A murder investigation has been launched into the death of Russian businessman Nikolai Glushkov following the results of a postmortem exam, British police said in a statement on Friday.
The Russian exile, who had links to compatriots who died in mysterious circumstances in the UK, was found dead in his London home Monday evening.
According to the police statement, the examination “gave the cause of death as compression to the neck.”
The statement also said the Metropolitan Police Counter Terrorism Command “is retaining primacy for the investigation because of the associations Mr. Glushkov is believed to have had.”
Glushkov’s death came just over a week after the poisoning of former Russian spy Sergei Skripal and his daughter Yulia in the English city of Salisbury on March 4.
Police said there is no evidence that the incidents are linked at this stage.
There is “nothing to suggest any link to the attempted murders in Salisbury, nor any evidence that he was poisoned,” the statement said.
Earlier on Friday, the Russian Investigative Committee also launched criminal proceedings into what it calls the “murder” of Glushkov.
“Investigators are ready to work together with competent authorities in Great Britain,” the committee said in a statement.
Associations with oligarchs
Glushkov was found dead at his home in New Malden, southwest London, Monday evening. Police were called by ambulance services at 10.46 p.m. local time to the address in the borough of Kingston.
Forensic crews attended the scene and police removed several bags of evidence, according to neighbor Pat Egan.
Glushkov was a friend and former employee of Boris Berezovsky, a powerful oligarch found dead in his UK home in 2013. Glushkov was never convinced by the police explanation that Berezovsky killed himself.

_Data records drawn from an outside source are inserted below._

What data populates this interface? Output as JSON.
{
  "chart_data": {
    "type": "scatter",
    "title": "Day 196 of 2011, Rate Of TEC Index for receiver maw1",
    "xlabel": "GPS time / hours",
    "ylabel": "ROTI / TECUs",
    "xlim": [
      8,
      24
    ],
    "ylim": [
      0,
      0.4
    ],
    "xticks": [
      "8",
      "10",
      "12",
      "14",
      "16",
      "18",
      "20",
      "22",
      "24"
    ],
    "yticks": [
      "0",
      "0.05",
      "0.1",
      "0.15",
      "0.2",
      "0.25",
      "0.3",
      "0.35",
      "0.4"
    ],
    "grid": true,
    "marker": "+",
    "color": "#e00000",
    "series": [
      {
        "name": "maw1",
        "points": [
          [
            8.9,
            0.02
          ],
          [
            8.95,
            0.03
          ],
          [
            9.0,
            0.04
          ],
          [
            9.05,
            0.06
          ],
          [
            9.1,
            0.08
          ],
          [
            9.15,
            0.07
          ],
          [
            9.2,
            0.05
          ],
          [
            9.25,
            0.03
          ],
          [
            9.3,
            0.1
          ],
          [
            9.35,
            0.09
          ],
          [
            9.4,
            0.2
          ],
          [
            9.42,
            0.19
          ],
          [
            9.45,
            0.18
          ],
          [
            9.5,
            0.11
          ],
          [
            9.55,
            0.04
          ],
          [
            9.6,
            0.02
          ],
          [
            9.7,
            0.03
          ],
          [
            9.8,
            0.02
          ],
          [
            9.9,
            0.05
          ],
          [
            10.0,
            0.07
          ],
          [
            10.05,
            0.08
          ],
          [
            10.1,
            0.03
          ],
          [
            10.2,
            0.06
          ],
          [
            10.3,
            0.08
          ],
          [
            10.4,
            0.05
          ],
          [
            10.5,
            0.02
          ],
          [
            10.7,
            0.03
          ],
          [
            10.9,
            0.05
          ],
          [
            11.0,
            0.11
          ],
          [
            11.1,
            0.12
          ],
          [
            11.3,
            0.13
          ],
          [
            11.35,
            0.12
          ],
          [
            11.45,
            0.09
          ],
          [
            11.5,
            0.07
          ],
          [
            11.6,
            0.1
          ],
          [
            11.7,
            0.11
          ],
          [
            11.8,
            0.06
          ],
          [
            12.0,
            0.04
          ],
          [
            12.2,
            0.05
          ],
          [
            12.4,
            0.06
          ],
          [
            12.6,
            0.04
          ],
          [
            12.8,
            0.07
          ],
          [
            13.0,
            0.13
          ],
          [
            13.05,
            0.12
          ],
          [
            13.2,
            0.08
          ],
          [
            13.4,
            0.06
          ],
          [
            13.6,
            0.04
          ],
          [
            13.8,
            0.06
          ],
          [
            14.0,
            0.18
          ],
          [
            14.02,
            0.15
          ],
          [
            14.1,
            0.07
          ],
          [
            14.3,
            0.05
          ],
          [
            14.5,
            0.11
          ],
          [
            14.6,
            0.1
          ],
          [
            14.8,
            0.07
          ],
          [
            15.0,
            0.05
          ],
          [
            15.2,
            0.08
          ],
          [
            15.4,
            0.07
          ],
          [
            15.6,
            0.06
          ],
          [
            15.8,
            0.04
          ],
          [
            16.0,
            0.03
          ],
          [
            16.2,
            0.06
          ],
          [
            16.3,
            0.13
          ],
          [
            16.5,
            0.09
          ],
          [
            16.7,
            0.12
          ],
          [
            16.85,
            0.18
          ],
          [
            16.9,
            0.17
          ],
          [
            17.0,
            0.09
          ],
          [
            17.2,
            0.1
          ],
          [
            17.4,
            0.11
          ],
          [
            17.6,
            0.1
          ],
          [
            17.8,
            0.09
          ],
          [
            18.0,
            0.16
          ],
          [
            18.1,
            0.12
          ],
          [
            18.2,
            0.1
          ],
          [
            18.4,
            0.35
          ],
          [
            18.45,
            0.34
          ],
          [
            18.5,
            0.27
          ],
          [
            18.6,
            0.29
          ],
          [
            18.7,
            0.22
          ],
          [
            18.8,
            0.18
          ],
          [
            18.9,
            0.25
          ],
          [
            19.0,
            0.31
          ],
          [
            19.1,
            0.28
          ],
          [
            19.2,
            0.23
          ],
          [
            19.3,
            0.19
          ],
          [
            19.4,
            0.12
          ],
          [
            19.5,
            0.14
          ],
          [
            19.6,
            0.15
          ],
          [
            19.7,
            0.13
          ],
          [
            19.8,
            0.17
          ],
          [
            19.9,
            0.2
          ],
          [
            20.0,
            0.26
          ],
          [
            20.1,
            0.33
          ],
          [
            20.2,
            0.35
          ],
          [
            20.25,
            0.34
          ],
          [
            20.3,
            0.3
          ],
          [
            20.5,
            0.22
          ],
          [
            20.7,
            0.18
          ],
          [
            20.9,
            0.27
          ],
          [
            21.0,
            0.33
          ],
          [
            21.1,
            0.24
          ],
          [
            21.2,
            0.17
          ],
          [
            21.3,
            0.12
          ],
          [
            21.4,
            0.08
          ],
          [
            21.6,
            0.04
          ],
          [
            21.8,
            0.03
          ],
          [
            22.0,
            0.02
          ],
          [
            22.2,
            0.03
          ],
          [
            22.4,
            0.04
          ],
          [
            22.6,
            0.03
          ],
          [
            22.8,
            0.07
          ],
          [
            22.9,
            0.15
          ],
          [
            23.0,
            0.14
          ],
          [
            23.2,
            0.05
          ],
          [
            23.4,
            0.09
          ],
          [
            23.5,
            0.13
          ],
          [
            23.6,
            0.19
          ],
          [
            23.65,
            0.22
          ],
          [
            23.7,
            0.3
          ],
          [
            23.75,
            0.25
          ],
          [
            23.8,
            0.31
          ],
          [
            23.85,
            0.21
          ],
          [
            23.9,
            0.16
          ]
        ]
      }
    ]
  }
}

He was granted political asylum in the UK in 2010, and in February 2016 Britain refused a request from Russia to extradite him on fraud charges connected to a period in the 1990s when he was deputy director of the Russian national airline Aeroflot.
In 2000, Glushkov was arrested on charges of embezzling funds from Aeroflot, in which Berezovsky was a shareholder.
He was sentenced by a Moscow court in 2004 to three years and three months in prison and released for time served, Russian news agency Tass reported.
After arriving in the UK as a political refugee, Russian courts continued to pursue him. Last year, a Moscow court tried him in absentia for embezzlement from Aeroflot.
Acquaintances in London
Glushkov was also questioned as part of a British inquiry into the death of former Russian spy Alexander Litvinenko, who was poisoned with highly radioactive polonium-210 in 2006 in a hotel bar in London. Glushkov told the inquiry that he bumped into Litvinenko in Berezovsky’s office.
Berezovsky was found dead in 2013 on the bathroom floor of his home in Berkshire, west of London. British police said at the time they found no sign of a struggle, suggesting Berezovsky had taken his own life. Glushkov argued publicly that he believed the exiled tycoon had been murdered.
CNN’s James Masters, Schams Elwazer and Nathan Hodge contributed to this report.